We all know about physical fitness and, hopefully, we are also conscious about the same. The Body Mass Index (BMI) is a good barometer of our physical fitness and that shows whether our body is in good working conditions or not. What about your financial fitness? How to improve investment portfolio and what are the ways to improve return on investment? Your return on investment is not only dependent on the quality of your investments but also on a variety of other factors. Here are 7 investment tips to improve your returns and improve your financial fitness overall..


Keep a regular tab on your credit report

For the financial sector consisting of banks and other financial lenders, this is the best test of your financial fitness. Whenever you approach a financier for a loan or for a credit card, the first thing they will check is your credit report. Typically, a CIBIL score of above 750 is considered to be a healthy credit score and entitles you to credit from institutions. Your credit report is impacted by too much debt and irregular servicing of debt. If you skip EMIs or if your cheques bounce then these entail negative points in the CIBIL score. Maintaining a good CIBIL score not only ensures financial discipline but also gives a good image of your financial fitness to the outside world.


Reduce your debt to the extent possible

This follows as a logical corollary to the previous point. There is something ironic here. If you have zero debt you do not have a credit history at all and hence that may work against you when it comes to banks. Ensure that your debt is within control and your monthly EMIs are less than 40% of your monthly income. Additionally, whenever you get bonuses or lump-sum payments make it a point to close out your high cost debt like credit card and personal loans. This will not only be credit positive for you but will also leave you with more surpluses for investments and wealth creation.


Evaluate your equity portfolio consistently against benchmarks

You may have invested in equities and equity funds but the key lies in monitoring. Is your equity portfolio beating the benchmark Nifty and Sensex over the longer term? If not, then you are better off being invested in an index fund. Also compare the performance of your fund with peers in the same group and with the industry benchmark. If your fund is consistently underperforming then it is a source of worry and you need to corrective action.


Evaluate your debt portfolio for stability and liquidity

Just like you evaluate your equity portfolio, you also need to consistently evaluate the debt mutual funds that you are holding. What do the fact sheets tell you? Are you overly exposed to mid-cap or low quality companies? Is your fund portfolio having an average term to maturity that is too long? This can be negative in a rising interest rate scenario. Is your debt fund able to generate safety and stability for you? This is an important measure of your financial fitness.

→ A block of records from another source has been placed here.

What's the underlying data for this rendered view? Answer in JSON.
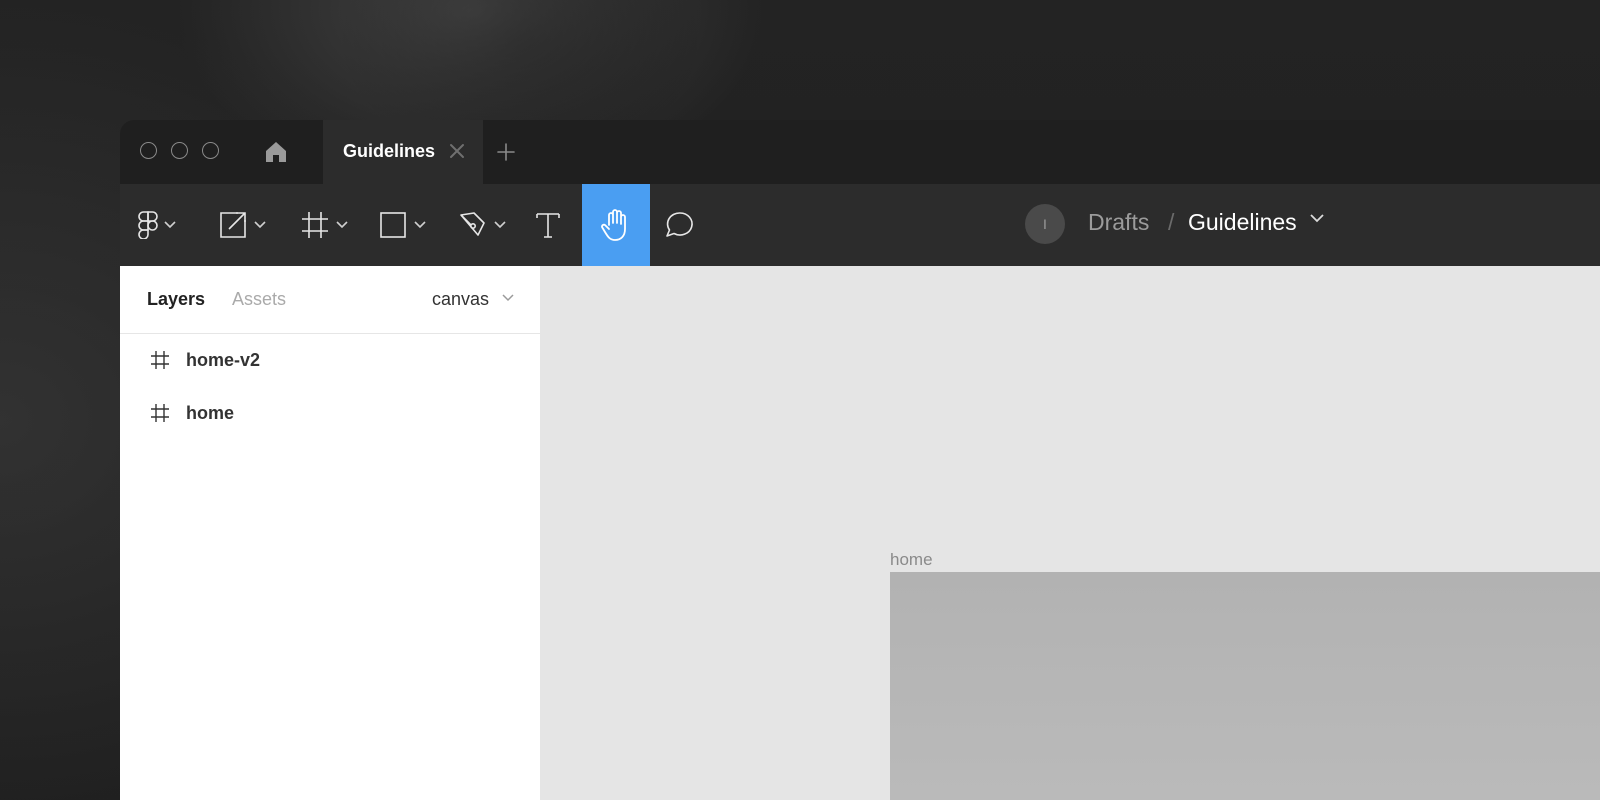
{
  "titlebar": {
    "home_icon": "home-icon",
    "active_tab": {
      "title": "Guidelines",
      "close_icon": "close-icon"
    },
    "new_tab_icon": "plus-icon"
  },
  "toolbar": {
    "tools": [
      {
        "name": "main-menu",
        "icon": "figma-logo-icon",
        "has_dropdown": true
      },
      {
        "name": "move",
        "icon": "move-scale-icon",
        "has_dropdown": true
      },
      {
        "name": "frame",
        "icon": "frame-hash-icon",
        "has_dropdown": true
      },
      {
        "name": "shape",
        "icon": "rectangle-icon",
        "has_dropdown": true
      },
      {
        "name": "pen",
        "icon": "pen-icon",
        "has_dropdown": true
      },
      {
        "name": "text",
        "icon": "text-icon",
        "has_dropdown": false
      },
      {
        "name": "hand",
        "icon": "hand-icon",
        "active": true
      },
      {
        "name": "comment",
        "icon": "comment-icon",
        "has_dropdown": false
      }
    ],
    "accent_color": "#4a9ef2"
  },
  "breadcrumb": {
    "avatar_initial": "I",
    "project": "Drafts",
    "separator": "/",
    "file": "Guidelines"
  },
  "sidebar": {
    "tabs": {
      "layers": "Layers",
      "assets": "Assets"
    },
    "page_selector": "canvas",
    "layers": [
      {
        "label": "home-v2",
        "icon": "frame-hash-icon"
      },
      {
        "label": "home",
        "icon": "frame-hash-icon"
      }
    ]
  },
  "canvas": {
    "frame_label": "home"
  }
}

Create a budget and keep a tab on your spending

This is a very important part of your financial planning process. Typically, most individual budgets have leakages. If you write them down and document them you will realize the gaps and you can plug them. A better way is to treat savings and investments as a target and build your household budget around that. You can treat spending as a residual item rather than the other way around. This will improve your investable surplus to an extent that you cannot even imagine at this juncture. Keep targets for increase in your budget. Some allowance for leisure and inflation is understandable. But just overshooting your budget month-after-month is not acceptable and is not a sign of financial fitness.


Is your investment portfolio tuned to your risk-return matrix?

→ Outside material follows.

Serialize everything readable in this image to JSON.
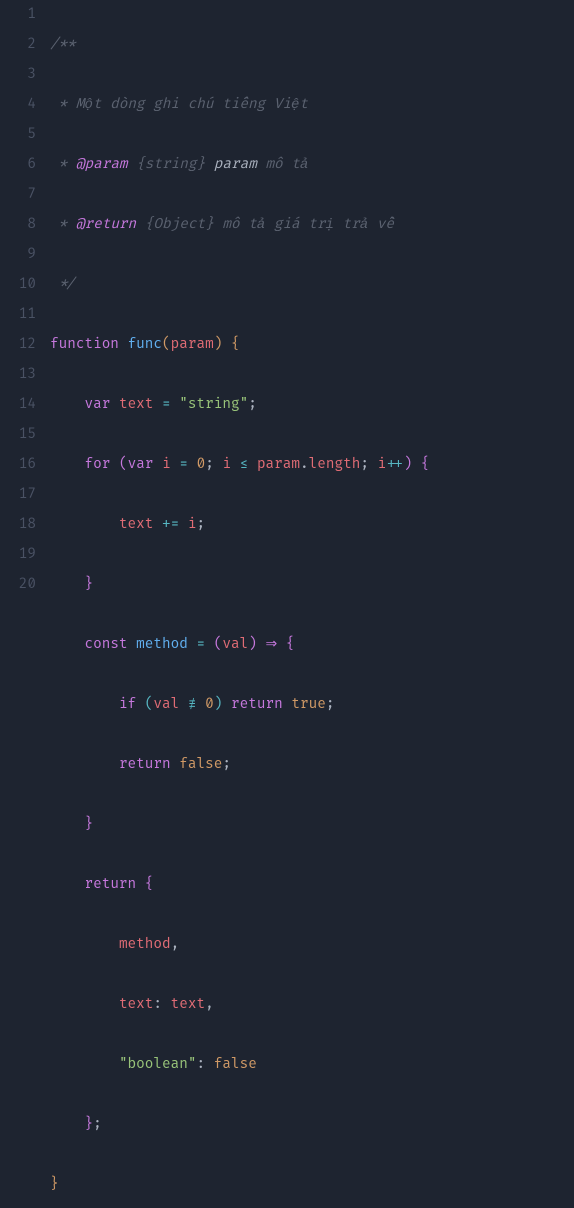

The risk-return trade-off works both ways. If you take too little risk then you are unlikely to create wealth in the long run. For example, if you are invested up to 80% in debt when you are 30 years old then this is an absolute waste of your risk taking capacity. The result will be that you will not be able to generate wealth over your life time. In this case, the risk of not taking risk is much higher. Similarly, no point in staying in equities at a time when you retirement or critical goalposts are approaching. At this point of time you need to be more into debt and liquid assets. This trade-off lies at the core of your financial fitness.


Keep a tab on your financial goals

Finally, keep a constant on your financial goals. There are a variety of factors that come into play. For example, if you are saving with the assumption of 4% inflation and if inflation moves up to 6%, then your entire calculation changes. Similarly, if you assume average returns of 16% on equity annualized and if equity is unlikely to give more than 13%, then you have a huge shortfall to cover in the end. That is why it necessary to keep a constant tab on your financial goals and keep checking if your current investment risk-return trade-off actually represents and is in sync with you goals.


As we go to gyms and Yoga centres to maintain our physical and mental fitness, let us also spare a thought for our financial fitness. What is the use of a healthy body and a healthy mind if your financial security and wealth creation has been compromised?